- Born: 13 December
- Occupation: ECOpreneur
- Website: www.marcizaroff.com

= Marci Zaroff =

Marci Zaroff coined and trademarked the term "ECOfashion" in 1995 and is an ECOlifestyle entrepreneur, educator, and innovator. She believes that Millennials are "“driving the rapidly growing movement for sustainable and ethical fashion.”

Zaroff is an RSA Fellow and a Henry Crown Fellow of The Aspen Institute.

== Early life and education ==
Zaroff grew up in South Florida and has a degree from the Haas Business School of the University of California, Berkeley.

== Career ==
Following her graduation, Zaroff moved to New York City, and in 1990, co-founded The Institute for Integrative Nutrition. Zaroff is the founder and former CEO/President of Under the Canopy, a company she founded in 1996 and led until 2009. Zaroff joined Portico Brand Group in 2011 as president and chief marketing officer.

Zaroff founded MetaWear, a sustainable apparel manufacturing company, in 2012, and in 2019, founded ECOfashion Corporation.

In 2010, Zaroff, along with her husband, Eric Schnell, co-founded the lifestyle brand I AM Enlightened Creations. In 2016, they co-founded BeyondBrands, a conscious brand consulting agency.

She is one of the five co-founders of Good Catch Foods, launched in 2017.

Zaroff was one of the producers of the 2014 documentary Driving Fashion Forward. She is the author of ECOrenaissance: Co-Creating A Stylish, Sexy and Sustainable World, published in 2018 by Simon & Schuster.

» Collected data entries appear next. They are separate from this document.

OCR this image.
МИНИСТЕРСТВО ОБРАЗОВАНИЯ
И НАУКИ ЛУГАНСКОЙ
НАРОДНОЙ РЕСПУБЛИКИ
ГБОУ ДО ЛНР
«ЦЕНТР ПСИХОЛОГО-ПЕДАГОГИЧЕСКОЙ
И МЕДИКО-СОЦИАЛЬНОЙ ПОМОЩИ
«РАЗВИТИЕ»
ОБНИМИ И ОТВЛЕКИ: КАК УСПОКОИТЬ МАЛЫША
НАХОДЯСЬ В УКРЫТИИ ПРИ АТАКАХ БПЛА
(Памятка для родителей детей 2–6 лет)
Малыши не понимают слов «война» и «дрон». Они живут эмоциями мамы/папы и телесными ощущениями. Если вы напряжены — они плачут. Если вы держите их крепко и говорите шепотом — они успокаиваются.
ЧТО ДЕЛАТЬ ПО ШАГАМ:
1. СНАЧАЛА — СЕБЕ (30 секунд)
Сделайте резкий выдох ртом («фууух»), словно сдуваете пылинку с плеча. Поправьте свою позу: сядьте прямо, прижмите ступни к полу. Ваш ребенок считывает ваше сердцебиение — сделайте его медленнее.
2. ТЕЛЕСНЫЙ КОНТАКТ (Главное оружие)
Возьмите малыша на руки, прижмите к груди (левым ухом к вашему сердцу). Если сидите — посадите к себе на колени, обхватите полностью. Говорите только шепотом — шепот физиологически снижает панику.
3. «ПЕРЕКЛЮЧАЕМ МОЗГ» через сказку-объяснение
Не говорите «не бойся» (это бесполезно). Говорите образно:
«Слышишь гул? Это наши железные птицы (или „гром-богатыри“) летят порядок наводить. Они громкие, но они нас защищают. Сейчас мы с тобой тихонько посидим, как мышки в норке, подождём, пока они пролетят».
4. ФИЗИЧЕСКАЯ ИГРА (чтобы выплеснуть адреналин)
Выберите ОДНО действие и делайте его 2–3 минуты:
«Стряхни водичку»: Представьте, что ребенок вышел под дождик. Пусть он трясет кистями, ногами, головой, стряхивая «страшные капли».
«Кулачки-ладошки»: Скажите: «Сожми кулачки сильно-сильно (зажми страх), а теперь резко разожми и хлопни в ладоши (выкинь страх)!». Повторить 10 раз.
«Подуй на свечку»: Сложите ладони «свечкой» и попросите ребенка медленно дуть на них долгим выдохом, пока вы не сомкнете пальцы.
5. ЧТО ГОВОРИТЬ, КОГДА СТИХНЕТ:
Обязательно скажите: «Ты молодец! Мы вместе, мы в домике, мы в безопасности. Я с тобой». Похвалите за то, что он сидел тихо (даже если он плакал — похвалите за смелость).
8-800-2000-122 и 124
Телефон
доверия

Zaroff helped with the development of the Global Organic Textile Standard (GOTS) and first Fair Trade Textile Certification. She is currently a Director/Advisor on several Boards, including Organic Trade Association, Textile Exchange, Fair Trade USA, Fashion Revolution, Fashion Positive, Teens Turning Green.

Zaroff has launched organic/sustainable fiber initiatives in retailers such as Whole Foods Market, Macy's, Target, Bed Bath & Beyond and AVEDA.

== Awards and recognition ==
- Retail Touchpoint's "Retail Innovator Award"
- ABC News' "Legends and Legacies"
- New York Moves "Power Woman Award"
- Fashion Group International's "Rising Star Award"
- ELLE Magazine's "Mercury Style Award"
- Turkish Textile Association "Honorary Member"
- National Product Industry's "Socially Responsible Business Award"

== Personal life ==
Zaroff lives in New York City with her husband, Eric Schnell, and her two children.